Le chaton ronronnait en se frottant contre la main du prince qui le caressait tout en lui confiant ses pensées. Les écuries étaient calmes, même désertes, si ce n'était de quelques chevaux, dont Pissenlit et Rouge qui, complètement débarrassés de leur harnachement, s'adonnait à se remplir l'estomac. Gabriel avait libéré le palefrenier de ses tâches, insistant pour s'occuper lui-même des bêtes. Celui-là est un peu difficile... Et pour appuyer cette affirmation il en était allé d'un récit inventé de toute pièce qui avait fait grimacer d'horreur le valet. Cependant le jeune homme avait insisté pour lui venir en aide et s'était donc chargé de mener à leur chambre leurs effets. Enfin... En supposant que vous dormiez ici? Gabriel avait acquiescé en souriant. Il goûtait ses tous premiers contacts sous ce visage que l'on associait plus au prince, et cela était réellement emballant. Bien plus encore qu'il ne s'était permis de l'espérer. Puis il avait retiré son manteau, s'efforçant de contenir son enthousiasme, et s'en était remit à Corset.

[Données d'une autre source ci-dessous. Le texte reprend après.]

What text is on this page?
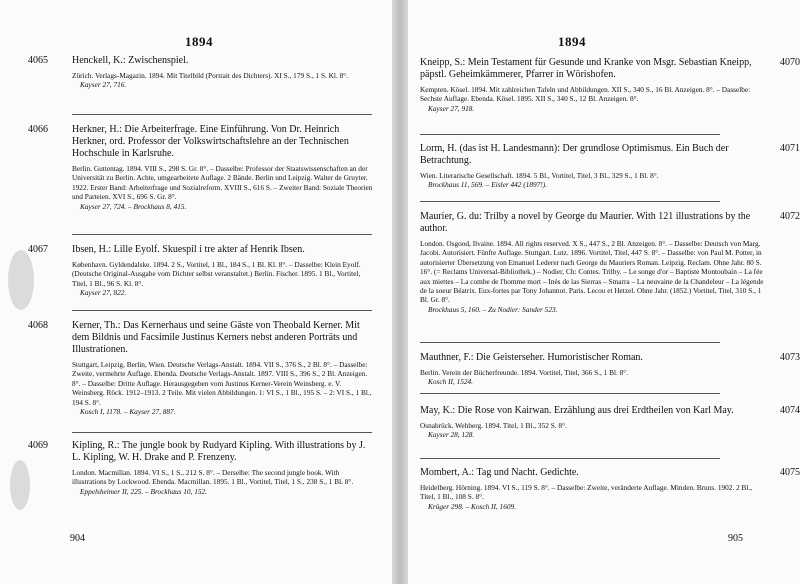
1894
4065 Henckell, K.: Zwischenspiel.

Zürich. Verlags-Magazin. 1894. Mit Titelbild (Portrait des Dichters). XI S., 179 S., 1 S. Kl. 8°.

Kayser 27, 716.

4066 Herkner, H.: Die Arbeiterfrage. Eine Einführung. Von Dr. Heinrich Herkner, ord. Professor der Volkswirtschaftslehre an der Technischen Hochschule in Karlsruhe.

Berlin. Guttentag. 1894. VIII S., 298 S. Gr. 8°. – Dasselbe: Professor der Staatswissenschaften an der Universität zu Berlin. Achte, umgearbeitete Auflage. 2 Bände. Berlin und Leipzig. Walter de Gruyter. 1922. Erster Band: Arbeiterfrage und Sozialreform. XVIII S., 616 S. – Zweiter Band: Soziale Theorien und Parteien. XVI S., 696 S. Gr. 8°.

Kayser 27, 724. – Brockhaus 8, 415.

4067 Ibsen, H.: Lille Eyolf. Skuespil i tre akter af Henrik Ibsen.

København. Gyldendalske. 1894. 2 S., Vortitel, 1 Bl., 184 S., 1 Bl. Kl. 8°. – Dasselbe: Klein Eyolf. (Deutsche Original-Ausgabe vom Dichter selbst veranstaltet.) Berlin. Fischer. 1895. 1 Bl., Vortitel, Titel, 1 Bl., 96 S. Kl. 8°.

Kayser 27, 822.

4068 Kerner, Th.: Das Kernerhaus und seine Gäste von Theobald Kerner. Mit dem Bildnis und Facsimile Justinus Kerners nebst anderen Porträts und Illustrationen.

Stuttgart, Leipzig, Berlin, Wien. Deutsche Verlags-Anstalt. 1894. VII S., 376 S., 2 Bl. 8°. – Dasselbe: Zweite, vermehrte Auflage. Ebenda. Deutsche Verlags-Anstalt. 1897. VIII S., 396 S., 2 Bl. Anzeigen. 8°. – Dasselbe: Dritte Auflage. Herausgegeben vom Justinus Kerner-Verein Weinsberg. e. V. Weinsberg. Röck. 1912–1913. 2 Teile. Mit vielen Abbildungen. 1: VI S., 1 Bl., 195 S. – 2: VI S., 1 Bl., 194 S. 8°.

Kosch I, 1178. – Kayser 27, 887.

4069 Kipling, R.: The jungle book by Rudyard Kipling. With illustrations by J. L. Kipling, W. H. Drake and P. Frenzeny.

London. Macmillan. 1894. VI S., 1 S., 212 S. 8°. – Derselbe: The second jungle book. With illustrations by Lockwood. Ebenda. Macmillan. 1895. 1 Bl., Vortitel, Titel, 1 S., 238 S., 1 Bl. 8°.

Eppelsheimer II, 225. – Brockhaus 10, 152.

904
1894
4070

Kneipp, S.: Mein Testament für Gesunde und Kranke von Msgr. Sebastian Kneipp, päpstl. Geheimkämmerer, Pfarrer in Wörishofen.

Kempten. Kösel. 1894. Mit zahlreichen Tafeln und Abbildungen. XII S., 340 S., 16 Bl. Anzeigen. 8°. – Dasselbe: Sechste Auflage. Ebenda. Kösel. 1895. XII S., 340 S., 12 Bl. Anzeigen. 8°.

Kayser 27, 918.

4071

Lorm, H. (das ist H. Landesmann): Der grundlose Optimismus. Ein Buch der Betrachtung.

Wien. Literarische Gesellschaft. 1894. 5 Bl., Vortitel, Titel, 3 Bl., 329 S., 1 Bl. 8°.

Brockhaus 11, 569. – Eisler 442 (1897!).

4072

Maurier, G. du: Trilby a novel by George du Maurier. With 121 illustrations by the author.

London. Osgood, Ilvaine. 1894. All rights reserved. X S., 447 S., 2 Bl. Anzeigen. 8°. – Dasselbe: Deutsch von Marg. Jacobi. Autorisiert. Fünfte Auflage. Stuttgart. Lutz. 1896. Vortitel, Titel, 447 S. 8°. – Dasselbe: von Paul M. Potter, in autorisierter Übersetzung von Emanuel Lederer nach George du Mauriers Roman. Leipzig. Reclam. Ohne Jahr. 80 S. 16°. (= Reclams Universal-Bibliothek.) – Nodier, Ch: Contes. Trilby. – Le songe d'or – Baptiste Montoubain – La fée aux miettes – La combe de l'homme mort – Inès de las Sierras – Smarra – La neuvaine de la Chandeleur – La légende de la soeur Béatrix. Eux-fortes par Tony Johannot. Paris. Lecou et Hetzel. Ohne Jahr. (1852.) Vortitel, Titel, 310 S., 1 Bl. Gr. 8°.

Brockhaus 5, 160. – Zu Nodier: Sander 523.

4073

Mauthner, F.: Die Geisterseher. Humoristischer Roman.

Berlin. Verein der Bücherfreunde. 1894. Vortitel, Titel, 366 S., 1 Bl. 8°.

Kosch II, 1524.

4074

May, K.: Die Rose von Kairwan. Erzählung aus drei Erdtheilen von Karl May.

Osnabrück. Wehberg. 1894. Titel, 1 Bl., 352 S. 8°.

Kayser 28, 128.

4075

Mombert, A.: Tag und Nacht. Gedichte.

Heidelberg. Hörning. 1894. VI S., 119 S. 8°. – Dasselbe: Zweite, veränderte Auflage. Minden. Bruns. 1902. 2 Bl., Titel, 1 Bl., 108 S. 8°.

Krüger 298. – Kosch II, 1609.

905
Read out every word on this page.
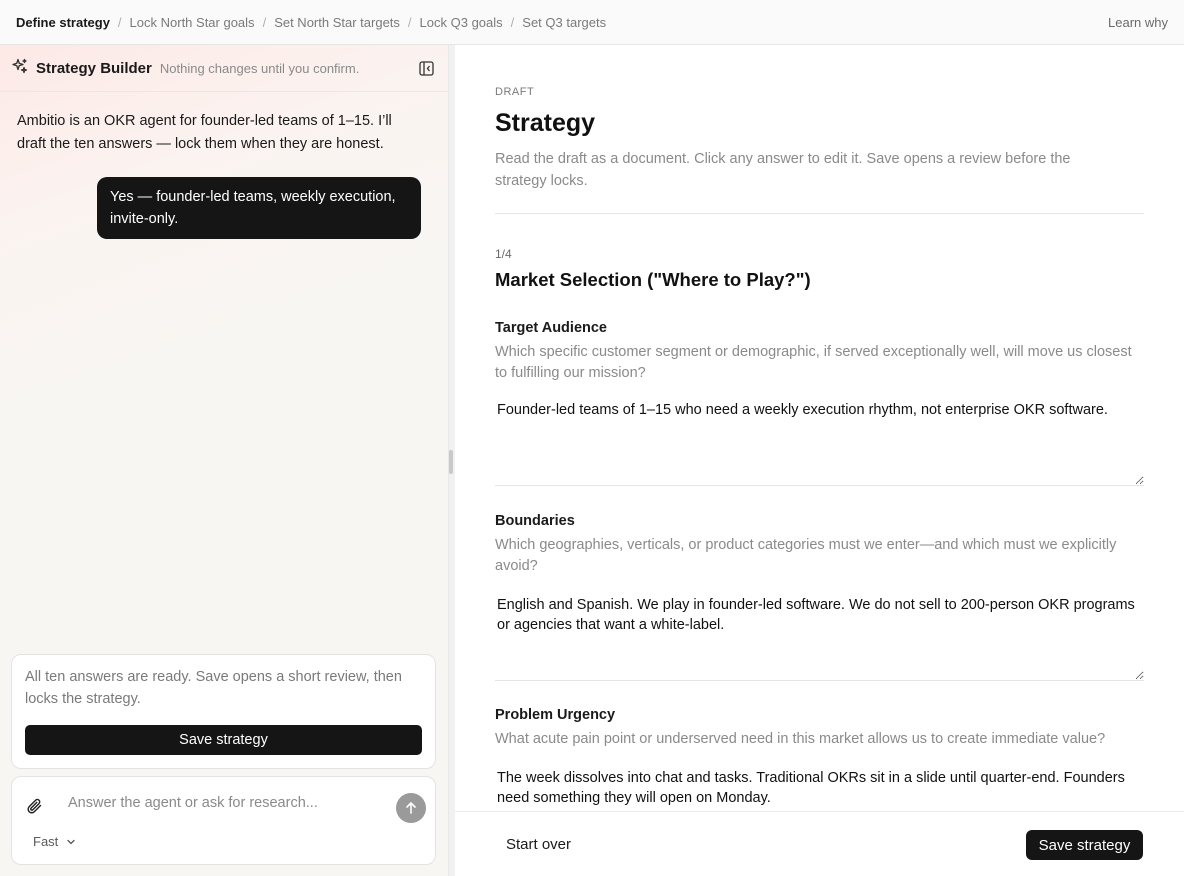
Define strategy / Lock North Star goals / Set North Star targets / Lock Q3 goals / Set Q3 targets	Learn why
Strategy Builder Nothing changes until you confirm.
Ambitio is an OKR agent for founder-led teams of 1–15. I’ll draft the ten answers — lock them when they are honest.
Yes — founder-led teams, weekly execution, invite-only.

All ten answers are ready. Save opens a short review, then locks the strategy.

Save strategy
Answer the agent or ask for research...
Fast
DRAFT
Strategy

Read the draft as a document. Click any answer to edit it. Save opens a review before the strategy locks.

1/4
Market Selection ("Where to Play?")
Target Audience
Which specific customer segment or demographic, if served exceptionally well, will move us closest to fulfilling our mission?
Founder-led teams of 1–15 who need a weekly execution rhythm, not enterprise OKR software.
Boundaries
Which geographies, verticals, or product categories must we enter—and which must we explicitly avoid?
English and Spanish. We play in founder-led software. We do not sell to 200-person OKR programs or agencies that want a white-label.
Problem Urgency
What acute pain point or underserved need in this market allows us to create immediate value?
The week dissolves into chat and tasks. Traditional OKRs sit in a slide until quarter-end. Founders need something they will open on Monday.
Start over	Save strategy
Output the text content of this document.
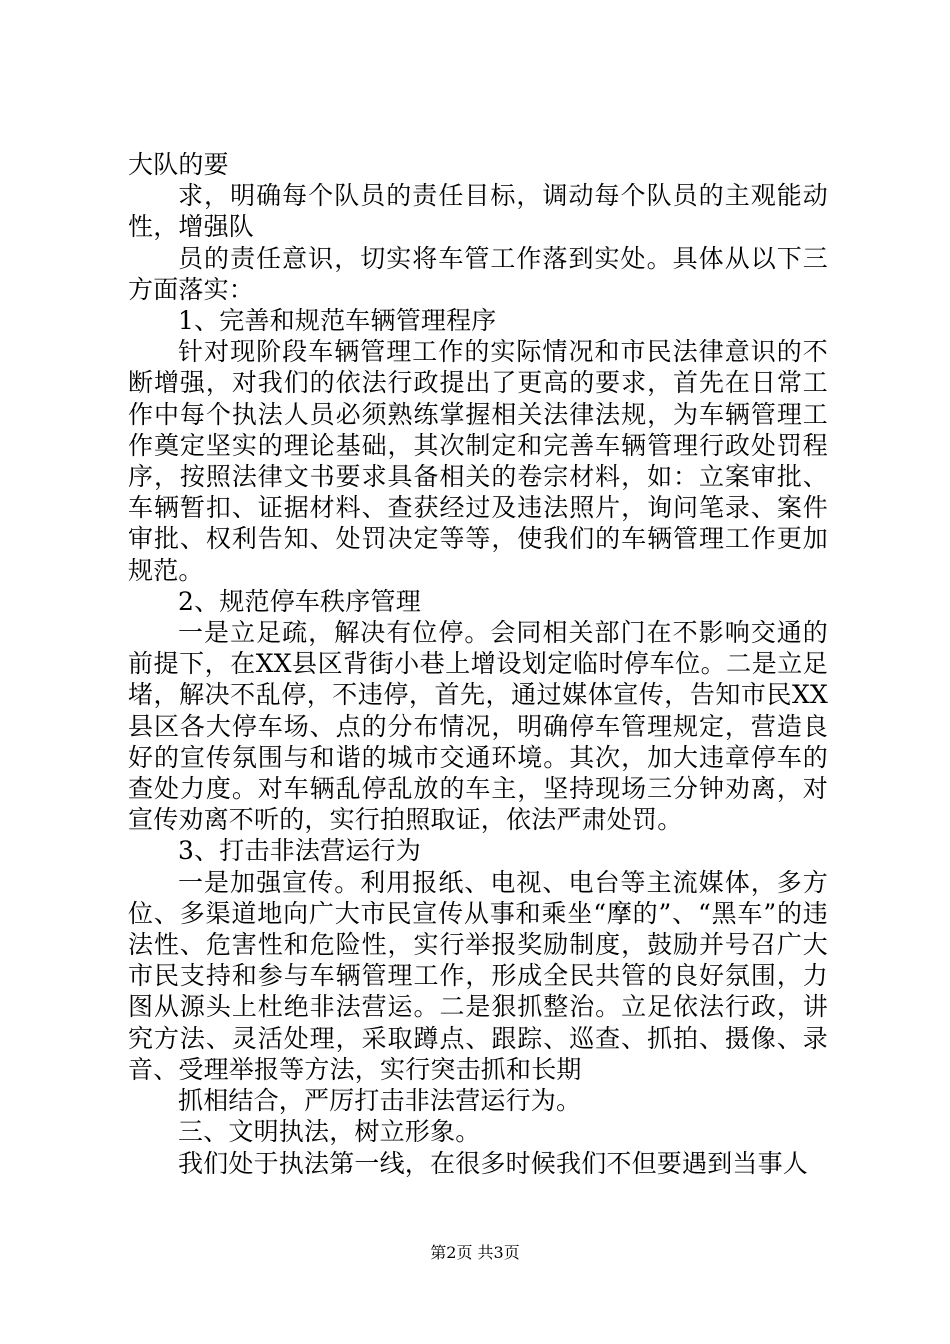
大队的要

求，明确每个队员的责任目标，调动每个队员的主观能动性，增强队

员的责任意识，切实将车管工作落到实处。具体从以下三方面落实：

1、完善和规范车辆管理程序

针对现阶段车辆管理工作的实际情况和市民法律意识的不断增强，对我们的依法行政提出了更高的要求，首先在日常工作中每个执法人员必须熟练掌握相关法律法规，为车辆管理工作奠定坚实的理论基础，其次制定和完善车辆管理行政处罚程序，按照法律文书要求具备相关的卷宗材料，如：立案审批、车辆暂扣、证据材料、查获经过及违法照片，询问笔录、案件审批、权利告知、处罚决定等等，使我们的车辆管理工作更加规范。

2、规范停车秩序管理

一是立足疏，解决有位停。会同相关部门在不影响交通的前提下，在XX县区背街小巷上增设划定临时停车位。二是立足堵，解决不乱停，不违停，首先，通过媒体宣传，告知市民XX县区各大停车场、点的分布情况，明确停车管理规定，营造良好的宣传氛围与和谐的城市交通环境。其次，加大违章停车的查处力度。对车辆乱停乱放的车主，坚持现场三分钟劝离，对宣传劝离不听的，实行拍照取证，依法严肃处罚。

3、打击非法营运行为

一是加强宣传。利用报纸、电视、电台等主流媒体，多方位、多渠道地向广大市民宣传从事和乘坐“摩的”、“黑车”的违法性、危害性和危险性，实行举报奖励制度，鼓励并号召广大市民支持和参与车辆管理工作，形成全民共管的良好氛围，力图从源头上杜绝非法营运。二是狠抓整治。立足依法行政，讲究方法、灵活处理，采取蹲点、跟踪、巡查、抓拍、摄像、录音、受理举报等方法，实行突击抓和长期

抓相结合，严厉打击非法营运行为。

三、文明执法，树立形象。

我们处于执法第一线，在很多时候我们不但要遇到当事人

第2页 共3页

« Je crains qu'elle n'éprouve véritablement que de l'aversion envers ma personne... murmura-t-il en enveloppant le félin dans sa veste sans manches qu'il venait d'essorer après l'avoir trempée dans un seau. Qui sait, peut-être aura-t-elle plus de sympathie pour son frère que pour son futur époux. »

Une fois le chaton rapidement frictionné, il le prit sous son bras et rejoignit vite fait l'auberge. Il y trouva une Elise qu'il devina impatiente, puisque dès qu'il fut à ses côtés, elle s'en alla au comptoir. Il accusa la faim, pour s'encourager, et quitta la robe dansante des yeux pour jeter un regard circulaire sur l'endroit. Cela puait la camaraderie et la chair avivée par l'ivresse. Cela puait les grossièretés et la grivoiserie. Un parfum d'interdit, d'exotisme, de liberté qui tira au prince un interminable sourire. Jusqu'à ce qu'une main, d'une claque vigoureuse, sème le feu à ses joues. Il serra le chaton contre lui, soudain figé, et vit le contourner une petite silhouette de femme dont les courbes évoquaient une gourmandise certaine. Elle éleva une main en l'invitant à la suivre.

« Viens par-là mon joli, on va te trouver de quoi te rendre plus appétissant! »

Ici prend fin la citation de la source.